Das hat Auswirkungen auf die Discounter. Warum die gerade zur Weihnachtszeit weniger besucht werden, erklären wir hier.

Corona: Warum Discounter weniger gefragt sind

Discounter haben es kurz vor Weihnachten generell schwerer, ihre Ware zu verkaufen.
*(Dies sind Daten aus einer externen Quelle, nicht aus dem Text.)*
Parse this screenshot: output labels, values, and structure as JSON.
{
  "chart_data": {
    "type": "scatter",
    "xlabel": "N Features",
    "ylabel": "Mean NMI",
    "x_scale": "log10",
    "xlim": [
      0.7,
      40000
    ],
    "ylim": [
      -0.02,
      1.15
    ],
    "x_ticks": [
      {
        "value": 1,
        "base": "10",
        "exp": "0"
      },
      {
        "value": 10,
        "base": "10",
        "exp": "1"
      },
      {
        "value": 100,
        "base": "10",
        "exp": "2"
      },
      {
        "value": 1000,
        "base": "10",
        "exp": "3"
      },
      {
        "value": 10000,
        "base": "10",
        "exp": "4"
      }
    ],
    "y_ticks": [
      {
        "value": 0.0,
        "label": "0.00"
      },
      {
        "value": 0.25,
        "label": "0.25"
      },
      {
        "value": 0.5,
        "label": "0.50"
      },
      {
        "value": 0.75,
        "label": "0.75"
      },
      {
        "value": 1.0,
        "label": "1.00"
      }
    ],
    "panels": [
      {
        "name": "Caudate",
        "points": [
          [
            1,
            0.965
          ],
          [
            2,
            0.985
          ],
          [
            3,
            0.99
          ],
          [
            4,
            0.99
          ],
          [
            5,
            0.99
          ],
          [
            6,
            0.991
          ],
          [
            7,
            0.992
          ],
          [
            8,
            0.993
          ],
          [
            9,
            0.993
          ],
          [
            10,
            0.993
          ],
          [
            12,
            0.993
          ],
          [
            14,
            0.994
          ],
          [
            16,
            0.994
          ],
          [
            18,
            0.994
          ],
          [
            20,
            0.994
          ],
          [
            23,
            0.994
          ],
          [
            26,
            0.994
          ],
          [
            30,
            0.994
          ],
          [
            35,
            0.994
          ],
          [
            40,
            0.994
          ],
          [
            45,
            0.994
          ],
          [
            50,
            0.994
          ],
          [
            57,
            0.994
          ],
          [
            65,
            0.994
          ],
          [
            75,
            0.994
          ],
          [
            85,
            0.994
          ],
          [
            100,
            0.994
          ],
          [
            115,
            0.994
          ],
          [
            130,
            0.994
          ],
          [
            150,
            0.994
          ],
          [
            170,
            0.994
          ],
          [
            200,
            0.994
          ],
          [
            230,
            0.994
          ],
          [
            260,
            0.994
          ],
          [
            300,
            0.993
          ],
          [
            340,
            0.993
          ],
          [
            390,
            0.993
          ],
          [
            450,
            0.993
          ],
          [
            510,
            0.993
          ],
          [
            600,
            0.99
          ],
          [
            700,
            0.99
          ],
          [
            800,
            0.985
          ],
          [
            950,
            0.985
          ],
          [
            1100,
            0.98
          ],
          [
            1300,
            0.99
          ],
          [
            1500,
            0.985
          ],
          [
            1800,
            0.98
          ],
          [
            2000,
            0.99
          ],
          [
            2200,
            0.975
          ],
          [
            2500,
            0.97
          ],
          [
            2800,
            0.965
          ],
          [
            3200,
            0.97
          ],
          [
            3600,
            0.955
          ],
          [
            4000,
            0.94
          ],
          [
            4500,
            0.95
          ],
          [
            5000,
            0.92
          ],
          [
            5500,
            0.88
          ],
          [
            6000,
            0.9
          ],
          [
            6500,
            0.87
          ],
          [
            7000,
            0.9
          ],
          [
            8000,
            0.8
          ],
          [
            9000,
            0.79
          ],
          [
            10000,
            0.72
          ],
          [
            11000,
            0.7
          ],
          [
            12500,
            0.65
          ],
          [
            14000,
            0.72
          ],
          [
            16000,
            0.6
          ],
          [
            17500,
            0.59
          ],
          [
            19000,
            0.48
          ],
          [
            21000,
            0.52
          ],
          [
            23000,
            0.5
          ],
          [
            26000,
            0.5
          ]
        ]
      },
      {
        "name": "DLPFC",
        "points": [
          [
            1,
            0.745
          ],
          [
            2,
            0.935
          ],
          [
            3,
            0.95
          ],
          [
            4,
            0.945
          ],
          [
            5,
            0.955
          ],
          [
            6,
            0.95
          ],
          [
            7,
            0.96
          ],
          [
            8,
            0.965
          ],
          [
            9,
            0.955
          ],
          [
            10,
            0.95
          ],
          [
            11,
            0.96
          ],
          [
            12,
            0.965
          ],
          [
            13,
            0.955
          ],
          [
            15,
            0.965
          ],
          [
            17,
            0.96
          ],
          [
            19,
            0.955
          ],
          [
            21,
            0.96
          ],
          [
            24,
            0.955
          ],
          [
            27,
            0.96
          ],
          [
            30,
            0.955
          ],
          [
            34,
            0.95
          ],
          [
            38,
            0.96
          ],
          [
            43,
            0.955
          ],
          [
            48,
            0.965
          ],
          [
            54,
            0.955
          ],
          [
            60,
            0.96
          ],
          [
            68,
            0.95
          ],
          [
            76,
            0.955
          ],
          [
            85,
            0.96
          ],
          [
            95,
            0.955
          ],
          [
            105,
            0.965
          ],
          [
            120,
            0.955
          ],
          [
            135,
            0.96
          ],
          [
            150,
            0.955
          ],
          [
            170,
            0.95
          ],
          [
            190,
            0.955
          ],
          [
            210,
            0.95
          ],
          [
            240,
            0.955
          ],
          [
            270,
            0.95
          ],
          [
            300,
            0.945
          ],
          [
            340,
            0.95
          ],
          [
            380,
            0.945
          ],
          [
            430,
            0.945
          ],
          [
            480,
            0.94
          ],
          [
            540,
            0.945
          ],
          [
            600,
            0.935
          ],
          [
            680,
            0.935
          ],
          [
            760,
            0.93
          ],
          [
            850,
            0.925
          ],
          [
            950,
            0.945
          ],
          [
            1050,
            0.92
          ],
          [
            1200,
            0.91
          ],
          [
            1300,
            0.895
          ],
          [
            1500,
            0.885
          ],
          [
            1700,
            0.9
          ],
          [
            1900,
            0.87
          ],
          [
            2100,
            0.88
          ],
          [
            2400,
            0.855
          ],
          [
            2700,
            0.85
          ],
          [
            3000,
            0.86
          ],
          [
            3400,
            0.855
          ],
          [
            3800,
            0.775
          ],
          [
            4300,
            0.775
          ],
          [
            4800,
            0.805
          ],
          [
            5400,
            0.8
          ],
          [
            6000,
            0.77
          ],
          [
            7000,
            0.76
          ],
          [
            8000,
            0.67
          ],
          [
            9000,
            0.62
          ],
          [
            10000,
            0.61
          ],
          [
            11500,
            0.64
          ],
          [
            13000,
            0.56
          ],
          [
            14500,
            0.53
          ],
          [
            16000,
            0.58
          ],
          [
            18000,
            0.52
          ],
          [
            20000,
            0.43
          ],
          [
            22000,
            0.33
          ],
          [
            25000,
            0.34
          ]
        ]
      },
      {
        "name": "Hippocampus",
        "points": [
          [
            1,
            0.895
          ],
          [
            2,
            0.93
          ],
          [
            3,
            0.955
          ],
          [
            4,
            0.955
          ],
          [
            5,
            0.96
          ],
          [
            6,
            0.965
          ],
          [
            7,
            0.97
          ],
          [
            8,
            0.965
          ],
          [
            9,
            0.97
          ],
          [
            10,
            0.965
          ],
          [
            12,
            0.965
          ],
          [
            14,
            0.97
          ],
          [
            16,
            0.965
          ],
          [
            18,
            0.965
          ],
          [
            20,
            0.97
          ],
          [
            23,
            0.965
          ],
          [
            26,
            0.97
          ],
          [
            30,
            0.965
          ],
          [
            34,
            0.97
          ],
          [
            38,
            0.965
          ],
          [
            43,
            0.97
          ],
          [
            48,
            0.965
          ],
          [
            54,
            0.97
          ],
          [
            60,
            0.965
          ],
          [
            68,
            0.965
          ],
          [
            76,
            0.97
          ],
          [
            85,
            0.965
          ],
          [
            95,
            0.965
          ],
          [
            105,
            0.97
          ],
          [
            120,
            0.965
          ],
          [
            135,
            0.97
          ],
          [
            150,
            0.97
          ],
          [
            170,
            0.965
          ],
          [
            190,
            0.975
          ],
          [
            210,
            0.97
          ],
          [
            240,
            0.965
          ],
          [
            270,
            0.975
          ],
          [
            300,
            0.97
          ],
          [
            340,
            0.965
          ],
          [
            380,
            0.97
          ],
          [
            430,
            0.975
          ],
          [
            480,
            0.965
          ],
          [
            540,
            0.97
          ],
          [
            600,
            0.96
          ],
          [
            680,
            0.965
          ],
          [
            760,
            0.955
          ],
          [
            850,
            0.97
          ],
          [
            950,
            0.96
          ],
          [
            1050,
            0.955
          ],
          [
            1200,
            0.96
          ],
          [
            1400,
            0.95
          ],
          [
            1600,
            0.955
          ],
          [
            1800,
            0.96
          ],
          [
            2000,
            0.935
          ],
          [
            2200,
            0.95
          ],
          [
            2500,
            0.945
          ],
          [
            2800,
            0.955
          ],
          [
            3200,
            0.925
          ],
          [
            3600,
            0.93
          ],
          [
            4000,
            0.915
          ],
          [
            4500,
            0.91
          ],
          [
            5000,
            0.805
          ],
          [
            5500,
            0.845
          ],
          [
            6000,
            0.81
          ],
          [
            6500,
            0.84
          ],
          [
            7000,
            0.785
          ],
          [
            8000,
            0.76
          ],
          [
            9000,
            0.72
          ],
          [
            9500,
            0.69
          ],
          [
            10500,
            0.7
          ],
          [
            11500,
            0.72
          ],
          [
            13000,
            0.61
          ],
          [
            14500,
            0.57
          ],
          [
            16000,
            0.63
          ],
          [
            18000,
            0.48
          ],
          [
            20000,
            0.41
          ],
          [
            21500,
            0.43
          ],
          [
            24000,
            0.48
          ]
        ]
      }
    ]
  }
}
Das liegt daran, dass KundInnen zu dieser Zeit nicht so sehr auf den Preis achten wie im Rest des Jahres. „In diesem Jahr werden die Einbußen der Discounter aber wohl noch etwas stärker ausfallen“, prognostiziert Handelsexperte Fred Hogen vom Marktforschungsunternehmen Nielsen gegenüber der Deutschen Presseagentur.

Dieses hatte eine Umfrage unter 20.000 Haushalten durchgeführt und daraus eine interessante Prognose formuliert: „Die Konsumenten werden häufig Supermärkten und kleinen Verbrauchermärkten den Vorzug geben, weil sie dort alle Einkäufe auf einmal erledigen können, aber auch weil sie sich dort sicherer fühlen als in den eher beengten Discountern“, ist sich Hogen sicher.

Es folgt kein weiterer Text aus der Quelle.